I have a setup where I want to run multiple Job Executor instances in parallel. Actually, that’s how it is recommended in this article:

I had a look at the source code, and it looks like Flowable does it like this:

  1. Query all not-yet-locked timed jobs from ACT_RU_TIMER_JOB (the condition for lock existence is “LOCK_EXP_TIME_ is null”);
  2. Lock these jobs so that other Job Executors cannot start these jobs in parallel.

If this is indeed how it works, then there is a small time gap between step 1 and step 2. This could introduce a race condition when two threads are doing this at the exact same time: thread B could find jobs that thread A also found but didn’t persist the locks for yet.

Could this really happen, or is there another mechanism at work that prevents this race condition?

I found a hint that there is indeed another mechanism at work, which is ‘optimistic locking’, in this code of AcquireTimerJobsCmd:
protected void lockJob(CommandContext commandContext, TimerJobEntity job, int lockTimeInMillis) {
// This will trigger an optimistic locking exception when two concurrent executors
// try to lock, as the revision will not match.

This gives me some hope that we won’t run into race conditions.
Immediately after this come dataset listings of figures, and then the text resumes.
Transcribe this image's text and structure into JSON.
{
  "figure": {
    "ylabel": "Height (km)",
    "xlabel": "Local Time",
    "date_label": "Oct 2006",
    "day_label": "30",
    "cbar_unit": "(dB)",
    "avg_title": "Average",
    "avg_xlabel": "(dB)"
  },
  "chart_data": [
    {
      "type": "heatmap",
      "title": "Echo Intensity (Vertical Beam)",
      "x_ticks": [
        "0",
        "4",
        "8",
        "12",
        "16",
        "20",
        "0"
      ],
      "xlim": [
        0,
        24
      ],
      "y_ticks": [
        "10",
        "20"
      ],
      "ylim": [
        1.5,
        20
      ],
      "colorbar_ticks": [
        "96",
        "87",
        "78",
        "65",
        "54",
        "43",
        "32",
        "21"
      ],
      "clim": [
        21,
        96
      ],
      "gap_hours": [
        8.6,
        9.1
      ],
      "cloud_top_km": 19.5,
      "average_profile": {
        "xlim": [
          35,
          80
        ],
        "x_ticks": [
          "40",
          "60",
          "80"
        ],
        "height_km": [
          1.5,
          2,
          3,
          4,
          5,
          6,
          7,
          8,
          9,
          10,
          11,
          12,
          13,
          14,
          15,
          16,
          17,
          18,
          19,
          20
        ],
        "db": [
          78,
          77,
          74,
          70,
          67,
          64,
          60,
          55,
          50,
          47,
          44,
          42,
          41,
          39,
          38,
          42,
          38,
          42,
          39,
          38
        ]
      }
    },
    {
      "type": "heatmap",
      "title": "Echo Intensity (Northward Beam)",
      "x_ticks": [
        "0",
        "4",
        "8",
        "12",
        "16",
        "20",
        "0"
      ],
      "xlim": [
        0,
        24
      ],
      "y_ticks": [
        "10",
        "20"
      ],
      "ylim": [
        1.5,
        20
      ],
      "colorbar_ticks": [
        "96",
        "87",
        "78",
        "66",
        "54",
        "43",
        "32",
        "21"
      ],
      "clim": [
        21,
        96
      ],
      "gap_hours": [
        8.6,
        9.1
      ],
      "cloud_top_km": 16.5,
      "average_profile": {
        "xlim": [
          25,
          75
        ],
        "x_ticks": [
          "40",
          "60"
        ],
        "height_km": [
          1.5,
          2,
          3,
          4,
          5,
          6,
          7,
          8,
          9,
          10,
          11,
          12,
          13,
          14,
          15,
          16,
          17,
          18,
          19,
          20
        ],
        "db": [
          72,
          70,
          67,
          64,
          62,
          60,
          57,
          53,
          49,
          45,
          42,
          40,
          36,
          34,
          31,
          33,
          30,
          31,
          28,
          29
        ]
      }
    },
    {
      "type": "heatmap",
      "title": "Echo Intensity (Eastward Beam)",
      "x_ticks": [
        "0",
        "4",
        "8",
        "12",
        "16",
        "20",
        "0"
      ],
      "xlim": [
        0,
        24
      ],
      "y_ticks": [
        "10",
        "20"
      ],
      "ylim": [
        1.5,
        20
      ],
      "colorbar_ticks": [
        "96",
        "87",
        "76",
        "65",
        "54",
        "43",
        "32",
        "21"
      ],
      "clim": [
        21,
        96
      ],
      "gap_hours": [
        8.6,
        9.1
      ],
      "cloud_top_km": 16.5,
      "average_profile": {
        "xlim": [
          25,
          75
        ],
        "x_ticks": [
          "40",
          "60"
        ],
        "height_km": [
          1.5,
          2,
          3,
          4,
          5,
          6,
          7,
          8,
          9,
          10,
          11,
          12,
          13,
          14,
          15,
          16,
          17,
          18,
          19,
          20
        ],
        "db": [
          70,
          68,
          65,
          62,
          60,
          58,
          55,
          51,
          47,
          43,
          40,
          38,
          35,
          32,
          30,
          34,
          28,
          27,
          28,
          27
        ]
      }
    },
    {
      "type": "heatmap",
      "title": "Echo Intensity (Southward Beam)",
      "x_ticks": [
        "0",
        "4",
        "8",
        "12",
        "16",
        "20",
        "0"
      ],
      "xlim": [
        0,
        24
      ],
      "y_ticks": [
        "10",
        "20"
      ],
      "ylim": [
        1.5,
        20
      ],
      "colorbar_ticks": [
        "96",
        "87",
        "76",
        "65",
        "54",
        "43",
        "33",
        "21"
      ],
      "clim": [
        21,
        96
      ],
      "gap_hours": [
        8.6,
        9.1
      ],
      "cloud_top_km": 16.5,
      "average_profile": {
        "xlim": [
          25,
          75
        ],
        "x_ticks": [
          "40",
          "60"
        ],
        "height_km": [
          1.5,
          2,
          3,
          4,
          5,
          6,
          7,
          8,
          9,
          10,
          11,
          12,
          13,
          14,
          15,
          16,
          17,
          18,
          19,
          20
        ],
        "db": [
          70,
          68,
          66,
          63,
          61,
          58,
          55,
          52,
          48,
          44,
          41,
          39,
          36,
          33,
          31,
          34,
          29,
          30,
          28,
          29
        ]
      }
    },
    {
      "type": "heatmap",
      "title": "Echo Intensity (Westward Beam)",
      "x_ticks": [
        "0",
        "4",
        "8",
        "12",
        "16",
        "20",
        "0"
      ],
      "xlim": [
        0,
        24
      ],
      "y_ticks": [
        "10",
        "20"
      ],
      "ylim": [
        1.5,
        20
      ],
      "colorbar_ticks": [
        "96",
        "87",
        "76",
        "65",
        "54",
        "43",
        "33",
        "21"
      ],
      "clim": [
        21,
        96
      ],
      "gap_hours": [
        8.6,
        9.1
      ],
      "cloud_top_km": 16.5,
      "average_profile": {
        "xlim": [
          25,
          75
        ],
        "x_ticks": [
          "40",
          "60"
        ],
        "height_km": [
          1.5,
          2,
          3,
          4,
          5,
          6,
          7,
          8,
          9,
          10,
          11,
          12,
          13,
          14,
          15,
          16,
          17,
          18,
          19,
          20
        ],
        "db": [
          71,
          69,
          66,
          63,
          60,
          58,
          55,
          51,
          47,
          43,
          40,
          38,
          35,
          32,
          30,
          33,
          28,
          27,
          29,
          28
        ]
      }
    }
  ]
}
Digging in further, I found code in DbSqlSession.flushUpdates() that throws FlowableOptimisticLockingException when optimistic locking fails.

Hence the race condition is not really avoided, but the effects are mitigated when it occurs.

Hey @erikvoorbraak,

Your analysis is spot on.

In theory you cannot really avoid such race condition. That is why there are multiple layers of protection to ensure that once a lock is acquired the job can be executed. Failing to acquire a lock (via optimistic locking) is actually the mechanism that ensures that the timer job would be executed only once which is what you need.